By Cameron Blevins | July 17, 2012
I’m venturing into the world of open-source by releasing a program I used in a recent research project.
The program tries to tackle one of the fundamental problem facing many digital humanists who analyze text: the gap between manual “close reading” and computational “distant reading.” In my case, I was trying to study the geography within a large corpus of nineteenth-century Texas newspapers. First I wrote Python scripts to extract place-names from the papers and calculate their frequencies. Although I had some success with this approach, I still ran into the all-too-familiar limit of historical sources: their messiness. Namely, nineteenth-century newspapers are extremely challenging to translate into machine-readable text. When performing Optical Character Recognition (OCR), the smorgasbord nature of newspapers poses real problems. Inconsistent column widths, a potpourri of advertisements, vast disparities in text size and layout, stories running from one page to another – the challenges go on and on and on. Consequently, extracting the word “Havana” from OCR’d text is not terribly difficult, but writing a program that identifies whether it occurs in a news story versus an advertisement is much harder. Given the quality of the OCR’d text in my particular corpus, deriving this kind of context proved next-to-impossible.
The messy nature of digitized sources illustrates a broader criticism I’ve heard of computational distant reading: that it is too empirical, too precise, and too neat. Messiness, after all, is the coin of the realm in the humanities - we revel in things like context, subtlety, perspective, and interpretation. Computers are good at generating numbers, but not so good at generating all that other stuff. My computer program could tell me precisely how many times “Chicago” was printed in every issue of every newspaper in my corpus. What it couldn’t tell me was the context in which it occurred. Was it more likely to appear in commercial news? Political stories? Classified ads? Although I could read a sample of newspapers and manually track these geographic patterns, even this task proved daunting: the average issue contained close to one thousand place-names and stretched more than 67,000 words (or, longer than Mrs. Dalloway, Fahrenheit 451, and All Quiet on the Western Front). I needed a middle ground. I decided to move backwards, from the machine-readable text of the papers to the images of the newspapers themselves. What if I could broadly categorize each column of text according both to its geography (local, regional, national, etc.) and its type of content (news, editorial, advertisement, etc.)? I settled on the idea of overlaying a grid onto the page image. A human reader could visually skim across the page and select cells in the grid to block off each chunk of content, whether it was a news column or a political cartoon or a classified ad.

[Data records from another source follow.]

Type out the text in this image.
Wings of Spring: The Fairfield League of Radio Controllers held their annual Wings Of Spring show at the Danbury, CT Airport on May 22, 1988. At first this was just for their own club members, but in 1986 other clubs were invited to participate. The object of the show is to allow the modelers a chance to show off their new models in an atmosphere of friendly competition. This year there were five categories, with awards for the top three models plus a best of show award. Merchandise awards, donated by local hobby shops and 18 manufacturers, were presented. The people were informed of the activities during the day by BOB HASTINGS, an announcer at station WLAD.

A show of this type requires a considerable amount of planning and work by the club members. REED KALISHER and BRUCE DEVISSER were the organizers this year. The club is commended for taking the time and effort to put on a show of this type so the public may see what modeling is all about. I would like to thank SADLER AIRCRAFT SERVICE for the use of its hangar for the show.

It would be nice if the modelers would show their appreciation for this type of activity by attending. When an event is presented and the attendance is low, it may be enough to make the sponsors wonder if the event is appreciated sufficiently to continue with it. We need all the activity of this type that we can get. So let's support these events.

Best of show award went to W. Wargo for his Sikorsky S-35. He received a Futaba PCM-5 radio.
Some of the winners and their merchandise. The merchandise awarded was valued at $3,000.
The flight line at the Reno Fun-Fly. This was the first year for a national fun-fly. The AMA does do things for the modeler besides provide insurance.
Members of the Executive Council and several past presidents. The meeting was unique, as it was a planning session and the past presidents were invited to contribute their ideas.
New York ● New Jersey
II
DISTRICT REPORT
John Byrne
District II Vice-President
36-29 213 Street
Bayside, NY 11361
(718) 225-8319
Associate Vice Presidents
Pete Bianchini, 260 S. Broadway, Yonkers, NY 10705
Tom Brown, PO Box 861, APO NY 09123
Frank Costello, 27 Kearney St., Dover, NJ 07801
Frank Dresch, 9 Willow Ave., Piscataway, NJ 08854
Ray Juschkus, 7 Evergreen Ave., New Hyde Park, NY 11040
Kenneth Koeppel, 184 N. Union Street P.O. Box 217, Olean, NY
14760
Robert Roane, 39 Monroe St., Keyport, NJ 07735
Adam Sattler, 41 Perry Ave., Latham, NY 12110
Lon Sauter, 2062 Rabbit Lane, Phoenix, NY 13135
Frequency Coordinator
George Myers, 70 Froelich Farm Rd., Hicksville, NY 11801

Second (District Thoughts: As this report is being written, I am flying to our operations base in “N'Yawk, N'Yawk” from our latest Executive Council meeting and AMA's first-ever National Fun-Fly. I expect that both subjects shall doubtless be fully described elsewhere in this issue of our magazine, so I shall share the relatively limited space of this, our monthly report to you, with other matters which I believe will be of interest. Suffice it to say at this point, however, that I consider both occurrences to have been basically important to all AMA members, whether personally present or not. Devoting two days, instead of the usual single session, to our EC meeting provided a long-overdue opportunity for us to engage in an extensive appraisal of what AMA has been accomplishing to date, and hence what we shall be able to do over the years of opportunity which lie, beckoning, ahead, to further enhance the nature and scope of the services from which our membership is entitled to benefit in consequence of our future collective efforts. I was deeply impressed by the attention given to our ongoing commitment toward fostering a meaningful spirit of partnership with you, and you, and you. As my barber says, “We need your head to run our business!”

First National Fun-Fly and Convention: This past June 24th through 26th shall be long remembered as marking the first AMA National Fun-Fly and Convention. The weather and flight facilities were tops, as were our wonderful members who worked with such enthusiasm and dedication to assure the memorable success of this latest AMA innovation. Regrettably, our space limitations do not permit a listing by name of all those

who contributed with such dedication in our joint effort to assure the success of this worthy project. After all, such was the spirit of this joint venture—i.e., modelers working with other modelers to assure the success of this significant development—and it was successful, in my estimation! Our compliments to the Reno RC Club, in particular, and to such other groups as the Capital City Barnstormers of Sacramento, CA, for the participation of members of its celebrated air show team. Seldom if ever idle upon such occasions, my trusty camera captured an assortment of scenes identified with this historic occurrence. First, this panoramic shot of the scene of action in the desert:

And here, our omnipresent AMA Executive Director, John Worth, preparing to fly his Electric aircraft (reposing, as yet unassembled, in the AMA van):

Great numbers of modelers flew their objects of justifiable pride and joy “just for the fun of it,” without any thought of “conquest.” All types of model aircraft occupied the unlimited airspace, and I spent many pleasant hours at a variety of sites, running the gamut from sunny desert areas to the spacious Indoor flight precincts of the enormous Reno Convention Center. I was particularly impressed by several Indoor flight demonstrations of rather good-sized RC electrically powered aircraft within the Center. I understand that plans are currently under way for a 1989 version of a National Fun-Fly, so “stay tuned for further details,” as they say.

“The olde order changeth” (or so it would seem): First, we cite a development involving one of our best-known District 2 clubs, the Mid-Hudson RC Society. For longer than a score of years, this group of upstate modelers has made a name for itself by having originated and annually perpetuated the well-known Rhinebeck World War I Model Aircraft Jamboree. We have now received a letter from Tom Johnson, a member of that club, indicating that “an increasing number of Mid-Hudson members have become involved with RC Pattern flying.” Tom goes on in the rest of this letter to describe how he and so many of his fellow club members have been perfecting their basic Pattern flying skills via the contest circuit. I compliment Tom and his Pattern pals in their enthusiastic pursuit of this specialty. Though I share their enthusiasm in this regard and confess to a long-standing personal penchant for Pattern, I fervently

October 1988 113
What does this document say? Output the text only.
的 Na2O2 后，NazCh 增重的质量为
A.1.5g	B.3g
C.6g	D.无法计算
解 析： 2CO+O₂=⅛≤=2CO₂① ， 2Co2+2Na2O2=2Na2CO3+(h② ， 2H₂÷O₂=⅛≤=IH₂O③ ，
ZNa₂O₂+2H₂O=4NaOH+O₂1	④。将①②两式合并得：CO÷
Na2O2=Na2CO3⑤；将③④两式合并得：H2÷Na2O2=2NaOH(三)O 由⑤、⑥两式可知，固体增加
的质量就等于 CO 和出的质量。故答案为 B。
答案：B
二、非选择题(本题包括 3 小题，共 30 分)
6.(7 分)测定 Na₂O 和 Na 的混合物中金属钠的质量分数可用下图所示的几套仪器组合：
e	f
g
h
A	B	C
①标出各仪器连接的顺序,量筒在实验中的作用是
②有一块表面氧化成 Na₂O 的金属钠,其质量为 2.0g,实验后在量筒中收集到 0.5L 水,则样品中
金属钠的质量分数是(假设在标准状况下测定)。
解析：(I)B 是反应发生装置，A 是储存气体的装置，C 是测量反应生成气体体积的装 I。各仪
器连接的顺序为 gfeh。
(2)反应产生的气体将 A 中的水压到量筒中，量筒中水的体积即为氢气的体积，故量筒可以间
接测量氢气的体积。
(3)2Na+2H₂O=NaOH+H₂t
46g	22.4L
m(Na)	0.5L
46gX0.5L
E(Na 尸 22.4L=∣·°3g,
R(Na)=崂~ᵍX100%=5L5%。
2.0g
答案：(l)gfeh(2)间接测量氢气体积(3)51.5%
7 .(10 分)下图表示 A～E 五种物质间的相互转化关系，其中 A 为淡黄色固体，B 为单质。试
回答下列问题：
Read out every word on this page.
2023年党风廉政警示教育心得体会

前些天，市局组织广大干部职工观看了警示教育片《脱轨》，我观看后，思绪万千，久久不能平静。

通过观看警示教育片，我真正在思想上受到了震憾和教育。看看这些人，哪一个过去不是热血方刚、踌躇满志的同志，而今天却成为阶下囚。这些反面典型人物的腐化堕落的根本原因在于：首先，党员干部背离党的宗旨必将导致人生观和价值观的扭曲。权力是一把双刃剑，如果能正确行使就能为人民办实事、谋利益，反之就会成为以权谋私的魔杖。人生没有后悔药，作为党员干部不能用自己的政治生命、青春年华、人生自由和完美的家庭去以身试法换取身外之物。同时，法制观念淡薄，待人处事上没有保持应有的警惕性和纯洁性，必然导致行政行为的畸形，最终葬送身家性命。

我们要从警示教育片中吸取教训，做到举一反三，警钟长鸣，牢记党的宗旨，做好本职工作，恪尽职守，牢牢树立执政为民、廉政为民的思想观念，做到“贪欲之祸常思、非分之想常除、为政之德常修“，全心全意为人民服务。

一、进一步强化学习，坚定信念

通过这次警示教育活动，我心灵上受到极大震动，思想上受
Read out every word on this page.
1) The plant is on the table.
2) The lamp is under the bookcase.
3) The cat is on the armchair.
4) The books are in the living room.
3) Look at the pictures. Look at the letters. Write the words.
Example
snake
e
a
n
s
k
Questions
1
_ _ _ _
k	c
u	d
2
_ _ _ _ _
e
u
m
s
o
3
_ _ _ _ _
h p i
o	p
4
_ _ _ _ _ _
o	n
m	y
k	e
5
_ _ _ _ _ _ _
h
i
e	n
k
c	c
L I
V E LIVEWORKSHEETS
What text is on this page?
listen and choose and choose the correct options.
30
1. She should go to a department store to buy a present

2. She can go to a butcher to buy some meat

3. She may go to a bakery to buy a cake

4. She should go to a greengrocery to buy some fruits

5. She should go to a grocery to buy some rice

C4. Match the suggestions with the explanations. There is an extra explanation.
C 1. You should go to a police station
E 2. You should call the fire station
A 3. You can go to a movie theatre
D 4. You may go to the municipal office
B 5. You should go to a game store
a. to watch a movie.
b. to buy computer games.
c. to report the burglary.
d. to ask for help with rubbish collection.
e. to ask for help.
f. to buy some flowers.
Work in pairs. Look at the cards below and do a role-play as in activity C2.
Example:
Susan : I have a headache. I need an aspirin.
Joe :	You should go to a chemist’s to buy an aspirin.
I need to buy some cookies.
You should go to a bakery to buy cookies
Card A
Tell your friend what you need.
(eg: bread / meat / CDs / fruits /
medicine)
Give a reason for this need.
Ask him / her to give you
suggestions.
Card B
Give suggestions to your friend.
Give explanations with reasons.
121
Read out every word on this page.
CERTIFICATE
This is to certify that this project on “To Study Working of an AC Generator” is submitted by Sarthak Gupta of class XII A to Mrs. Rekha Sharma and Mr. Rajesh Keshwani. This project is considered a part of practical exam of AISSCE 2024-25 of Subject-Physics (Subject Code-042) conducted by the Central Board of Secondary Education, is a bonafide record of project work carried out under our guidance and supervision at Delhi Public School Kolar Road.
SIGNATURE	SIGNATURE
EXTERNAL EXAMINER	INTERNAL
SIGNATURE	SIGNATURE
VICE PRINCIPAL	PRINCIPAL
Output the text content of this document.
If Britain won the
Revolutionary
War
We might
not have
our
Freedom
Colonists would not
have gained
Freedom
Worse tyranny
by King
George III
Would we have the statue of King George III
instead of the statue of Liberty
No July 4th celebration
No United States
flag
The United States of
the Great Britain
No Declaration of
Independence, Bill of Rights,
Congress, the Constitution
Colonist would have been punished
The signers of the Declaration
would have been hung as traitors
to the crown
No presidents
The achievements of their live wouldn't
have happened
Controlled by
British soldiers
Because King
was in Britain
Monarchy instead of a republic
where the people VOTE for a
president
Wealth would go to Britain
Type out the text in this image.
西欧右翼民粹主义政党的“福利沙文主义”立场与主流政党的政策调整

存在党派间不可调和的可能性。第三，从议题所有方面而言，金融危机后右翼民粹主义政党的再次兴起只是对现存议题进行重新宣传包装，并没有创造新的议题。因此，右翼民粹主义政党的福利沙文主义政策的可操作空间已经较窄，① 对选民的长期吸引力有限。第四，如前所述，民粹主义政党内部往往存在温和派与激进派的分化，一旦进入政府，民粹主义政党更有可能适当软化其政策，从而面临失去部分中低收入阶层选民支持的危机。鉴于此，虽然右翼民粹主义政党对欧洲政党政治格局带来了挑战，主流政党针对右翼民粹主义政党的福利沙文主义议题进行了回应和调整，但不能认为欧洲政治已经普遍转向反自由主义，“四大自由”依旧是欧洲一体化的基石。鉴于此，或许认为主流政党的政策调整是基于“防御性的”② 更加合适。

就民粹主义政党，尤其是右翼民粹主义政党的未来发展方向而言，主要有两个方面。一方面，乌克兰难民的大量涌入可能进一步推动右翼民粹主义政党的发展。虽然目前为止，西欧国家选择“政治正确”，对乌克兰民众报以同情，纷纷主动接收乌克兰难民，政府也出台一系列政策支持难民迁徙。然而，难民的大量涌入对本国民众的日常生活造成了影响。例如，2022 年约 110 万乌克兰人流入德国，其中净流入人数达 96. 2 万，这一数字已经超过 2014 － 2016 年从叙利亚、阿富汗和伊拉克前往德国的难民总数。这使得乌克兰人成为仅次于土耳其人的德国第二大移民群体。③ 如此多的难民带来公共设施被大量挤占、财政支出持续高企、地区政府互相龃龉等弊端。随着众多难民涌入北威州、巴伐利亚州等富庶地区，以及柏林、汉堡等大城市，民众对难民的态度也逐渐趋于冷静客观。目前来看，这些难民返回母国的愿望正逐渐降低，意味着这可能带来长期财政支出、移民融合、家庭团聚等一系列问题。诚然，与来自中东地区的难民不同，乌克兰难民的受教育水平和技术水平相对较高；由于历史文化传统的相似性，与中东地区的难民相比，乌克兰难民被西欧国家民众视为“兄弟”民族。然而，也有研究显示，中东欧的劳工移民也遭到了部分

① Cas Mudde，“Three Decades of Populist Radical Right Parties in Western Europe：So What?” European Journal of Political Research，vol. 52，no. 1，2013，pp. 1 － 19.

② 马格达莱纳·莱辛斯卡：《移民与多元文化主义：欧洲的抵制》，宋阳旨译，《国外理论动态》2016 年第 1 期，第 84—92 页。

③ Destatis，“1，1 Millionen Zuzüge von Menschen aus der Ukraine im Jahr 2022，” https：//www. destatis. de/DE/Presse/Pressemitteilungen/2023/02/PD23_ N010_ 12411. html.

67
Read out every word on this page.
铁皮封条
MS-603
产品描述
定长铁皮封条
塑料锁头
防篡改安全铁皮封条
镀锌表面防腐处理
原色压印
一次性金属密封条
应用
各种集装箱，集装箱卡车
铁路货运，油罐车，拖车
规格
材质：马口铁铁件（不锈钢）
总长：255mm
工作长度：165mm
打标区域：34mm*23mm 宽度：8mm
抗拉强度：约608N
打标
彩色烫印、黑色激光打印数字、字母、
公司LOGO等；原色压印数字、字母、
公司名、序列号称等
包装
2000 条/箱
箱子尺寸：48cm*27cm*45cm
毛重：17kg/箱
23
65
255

Once the grid was divided up into blocks, the reader could easily calculate the proportions of each kind of content.
My collaborator, Bridget Baird, used the open-source programming language Processing to develop a visual interface to do just that. We wrote a program called ImageGrid that overlaid a grid onto an image, with each cell in the grid containing attributes. This “middle-reading” approach allowed me a new access point into the meaning and context of the paper’s geography without laboriously reading every word of every page. A news story on the debate in Congress over the Spanish-American War could be categorized primarily as “News” and secondarily as both “National” and “International” geography. By repeating this process across a random sample of issues, I began to find spatial patterns.